Église catholique en Lozère
03 juillet 2026 |

Magnifica humanitas : Léon XIV face au défi de l’IA

En choisissant son nom, Léon XIV a souhaité s’inscrire dans le sillage du pape Léon XIII et de son encyclique Rerum Novarum (« Des choses nouvelles »). Publiée le 15 mai 1891, cette encyclique sociale a inauguré la doctrine sociale de l’Église dans sa forme contemporaine.

C’est le 15 mai dernier, soit 135 ans après Rerum Novarum, qu’il a signé sa première grande encyclique, Magnifica Humanitas (MH), dont le sous-titre indique clairement l’objectif : « Sur la protection de la personne à l’ère de l’intelligence artificielle » (IA). La dignité de la personne humaine est en effet au cœur de sa réflexion.

Le défi de l’humanité à l’ère de l’IA est présenté par le pape comme un choix entre deux voies : celle de la tour de Babel, « où l’œuvre commune est guidée par un projet de domination qui finit par déshumaniser », ou celle de la reconstruction de Jérusalem, « une œuvre de responsabilité partagée » (MH 90).

Pour exercer ce discernement, Léon XIV s’appuie sur la doctrine sociale de l’Église, qu’il présente comme une ressource précieuse et incontournable. Cette pensée vivante met en avant six grands principes : la dignité de la personne humaine, le bien commun, la destination universelle des biens, la subsidiarité, la solidarité et la justice sociale.

L’intelligence artificielle soulève de nombreuses questions : le sens du travail, la concentration croissante du pouvoir technologique, le rôle de l’éducation, l’impact environnemental ou encore le rapport à la vérité.
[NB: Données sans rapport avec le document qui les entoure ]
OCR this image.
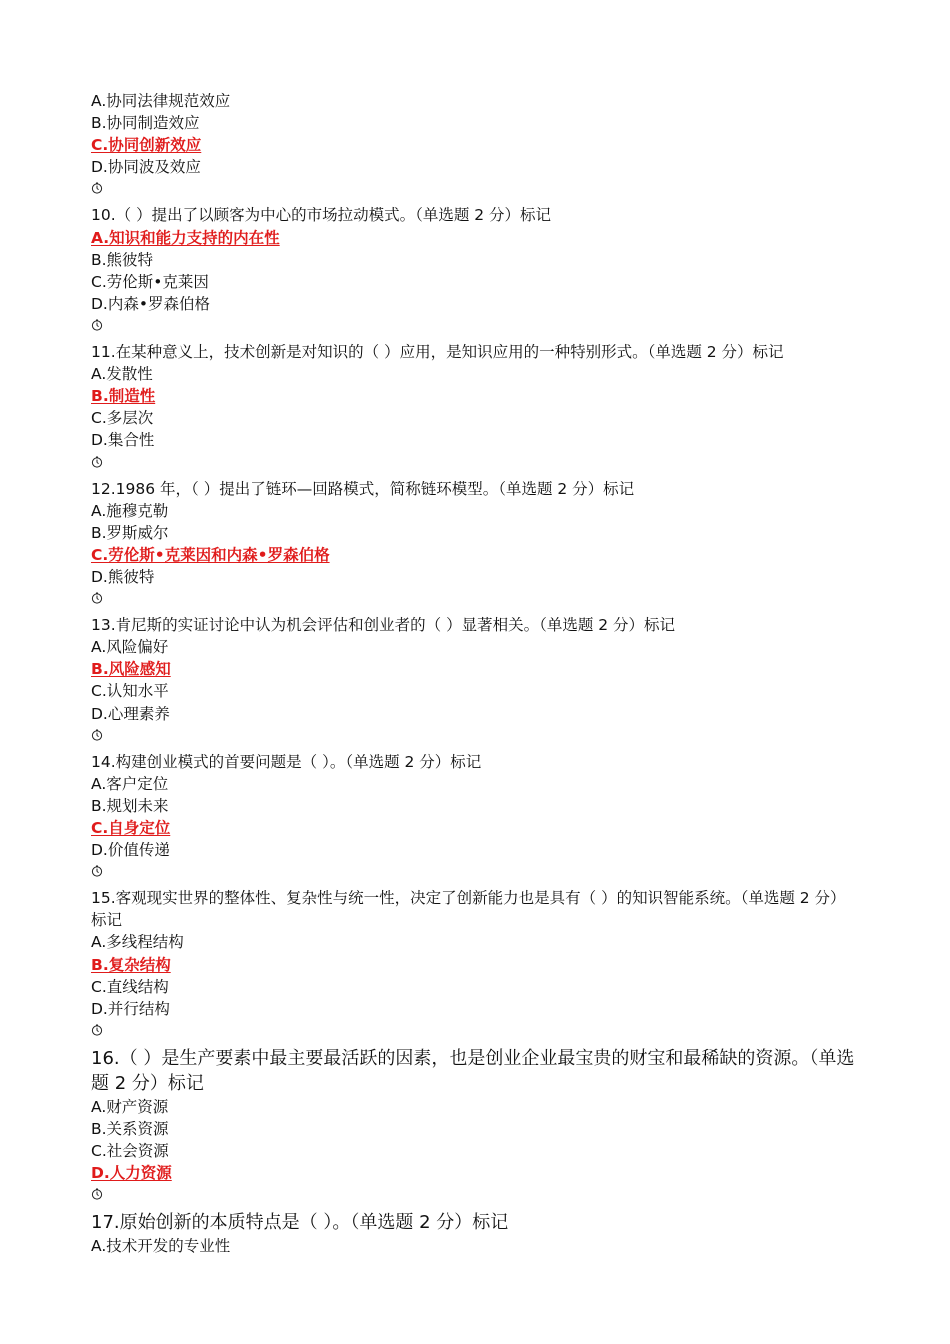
A.协同法律规范效应
B.协同制造效应
C.协同创新效应
D.协同波及效应
10.（ ）提出了以顾客为中心的市场拉动模式。（单选题 2 分）标记
A.知识和能力支持的内在性
B.熊彼特
C.劳伦斯•克莱因
D.内森•罗森伯格
11.在某种意义上，技术创新是对知识的（ ）应用，是知识应用的一种特别形式。（单选题 2 分）标记
A.发散性
B.制造性
C.多层次
D.集合性
12.1986 年，（ ）提出了链环—回路模式，简称链环模型。（单选题 2 分）标记
A.施穆克勒
B.罗斯威尔
C.劳伦斯•克莱因和内森•罗森伯格
D.熊彼特
13.肯尼斯的实证讨论中认为机会评估和创业者的（ ）显著相关。（单选题 2 分）标记
A.风险偏好
B.风险感知
C.认知水平
D.心理素养
14.构建创业模式的首要问题是（ ）。（单选题 2 分）标记
A.客户定位
B.规划未来
C.自身定位
D.价值传递
15.客观现实世界的整体性、复杂性与统一性，决定了创新能力也是具有（ ）的知识智能系统。（单选题 2 分）标记
A.多线程结构
B.复杂结构
C.直线结构
D.并行结构
16.（ ）是生产要素中最主要最活跃的因素，也是创业企业最宝贵的财宝和最稀缺的资源。（单选题 2 分）标记
A.财产资源
B.关系资源
C.社会资源
D.人力资源
17.原始创新的本质特点是（ ）。（单选题 2 分）标记
A.技术开发的专业性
Une interrogation traverse l’ensemble de ces enjeux : qui maîtrisera l’IA ? Sera-t-elle laissée aux seuls intérêts financiers, privés ou étatiques, ou fera-t-elle l’objet d’une régulation fondée sur des principes éthiques ?

À ceux qui rêvent d’un transhumanisme ou d’un posthumanisme visant à repousser, voire à abolir, les limites de la condition humaine, le pape oppose une profonde réflexion sur la fragilité humaine, éclairée par l’incarnation du Fils de Dieu.

Le pape ne condamne pas l’IA en elle-même : « le monde numérique [est] un nouveau continent à évangéliser, qui a besoin de missionnaires généreux, mûrs dans la foi » (MH 238). Il appelle cependant à « désarmer l’IA », c’est-à-dire « non pas renoncer à la technologie, mais l’empêcher de dominer l’humain » (MH 110).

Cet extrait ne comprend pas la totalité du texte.